The coronavirus is one of the greatest challenges the European Union has ever faced. The spread of the virus will further hit the EU Member States' economies resulting in major threats not only for businesses and employment but also for consumers. This has prompted governments to implement exceptional measures to protect people.
The Latvian government acted fast when the first positive cases of COVID-19 appeared and introduced widespread measures to contain the virus. Latvians didn't face strict lockdown measures like people in other EU countries, but were careful about general safety measures like social distancing requirements, carrying out disinfection, closing shopping centres on weekends and holidays, keeping a two-metre distancing rule for physical social interactions and gatherings indoors and outdoors, etc., and people respected these rules.

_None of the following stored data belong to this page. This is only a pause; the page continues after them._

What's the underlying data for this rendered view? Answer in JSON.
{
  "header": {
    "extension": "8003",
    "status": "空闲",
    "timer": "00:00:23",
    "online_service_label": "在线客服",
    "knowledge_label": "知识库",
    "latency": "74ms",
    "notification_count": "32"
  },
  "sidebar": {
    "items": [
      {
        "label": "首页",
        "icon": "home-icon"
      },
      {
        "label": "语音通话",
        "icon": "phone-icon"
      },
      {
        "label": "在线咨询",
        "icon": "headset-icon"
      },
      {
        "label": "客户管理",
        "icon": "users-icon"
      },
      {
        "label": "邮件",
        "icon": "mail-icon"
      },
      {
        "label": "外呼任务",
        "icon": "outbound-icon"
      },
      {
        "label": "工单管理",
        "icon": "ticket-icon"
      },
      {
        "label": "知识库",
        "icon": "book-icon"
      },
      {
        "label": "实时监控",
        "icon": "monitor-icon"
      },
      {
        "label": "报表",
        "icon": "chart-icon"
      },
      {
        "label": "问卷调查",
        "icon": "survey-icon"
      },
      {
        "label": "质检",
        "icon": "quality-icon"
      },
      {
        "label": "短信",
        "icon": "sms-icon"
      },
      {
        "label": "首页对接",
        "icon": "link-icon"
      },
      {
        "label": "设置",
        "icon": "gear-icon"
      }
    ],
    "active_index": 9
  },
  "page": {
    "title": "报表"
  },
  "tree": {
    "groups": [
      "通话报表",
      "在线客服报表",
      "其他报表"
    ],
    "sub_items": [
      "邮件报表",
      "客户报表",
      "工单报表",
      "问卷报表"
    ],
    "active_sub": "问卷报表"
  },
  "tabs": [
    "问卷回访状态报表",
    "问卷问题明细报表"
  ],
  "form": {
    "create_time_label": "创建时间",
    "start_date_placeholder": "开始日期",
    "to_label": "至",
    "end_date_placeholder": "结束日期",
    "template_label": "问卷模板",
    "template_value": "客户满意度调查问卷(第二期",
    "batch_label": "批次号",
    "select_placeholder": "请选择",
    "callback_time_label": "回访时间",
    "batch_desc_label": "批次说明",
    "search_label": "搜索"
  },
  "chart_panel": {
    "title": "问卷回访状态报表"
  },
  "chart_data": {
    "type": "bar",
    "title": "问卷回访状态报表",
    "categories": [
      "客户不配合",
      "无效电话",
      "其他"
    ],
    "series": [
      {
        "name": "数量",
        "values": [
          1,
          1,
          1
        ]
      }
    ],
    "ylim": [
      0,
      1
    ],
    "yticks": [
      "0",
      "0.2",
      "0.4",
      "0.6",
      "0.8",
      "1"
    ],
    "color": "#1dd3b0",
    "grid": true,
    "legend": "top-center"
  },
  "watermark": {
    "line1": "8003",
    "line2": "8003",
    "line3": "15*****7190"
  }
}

In an interview with The Telegraph, prime minister Karins explained how he struck a balance between "keeping people healthy" and "doing the least amount of damage possible" to the economy.
We still have to be careful since the number of coronavirus infection cases is high in Europe. As long as there is no immunity against the virus, there will be a threat of a repeat outbreak. On top of that, as long as there are active locations where outbreaks of this disease are found, there will be a risk of it spreading again. It is impossible to predict for how long it will be necessary to maintain safety measures, but it is clear that the situation we are experiencing affects people's mental health, psychology and attitudes.
Civil society consumer organisations have already indicated that consumer behaviours and purchasing habits are changing. People are living differently, buying differently and, in many ways, thinking differently. Consumers are deeply concerned about the impact of COVID-19, from both the health and economic perspectives and as a result, are currently centered on the most basic needs.
Consumers are shopping more consciously, buying local products on the one hand and embracing digital commerce on the other. The shopping landscape is changing, bringing a more advanced online offer. Many of these new ways will remain post-COVID-19. Therefore civil society consumer organisations must investigate and understand these new realities and trends and offer people appropriate protection.
Enhancing consumer trust remains a cornerstone for digital commerce in the marketplace. Information disclosures, payment protection, unsafe products, dispute resolution, enforcement and education are only some of the issues consumer organisations will further work on and follow closely.
The Latvian National Association for Consumer Protection remains committed to supporting governments and municipalities as they take steps to protect vulnerable consumers from COVID-19. While this crisis lasts, solidarity and coordination with civil society organisations are what we need.
As well as the efforts of national civil society organisations, in the post-COVID-19 era we will need a strong and stable EESC whose members are knowledgeable and ready to work to fully represent the interests of civil society organisations.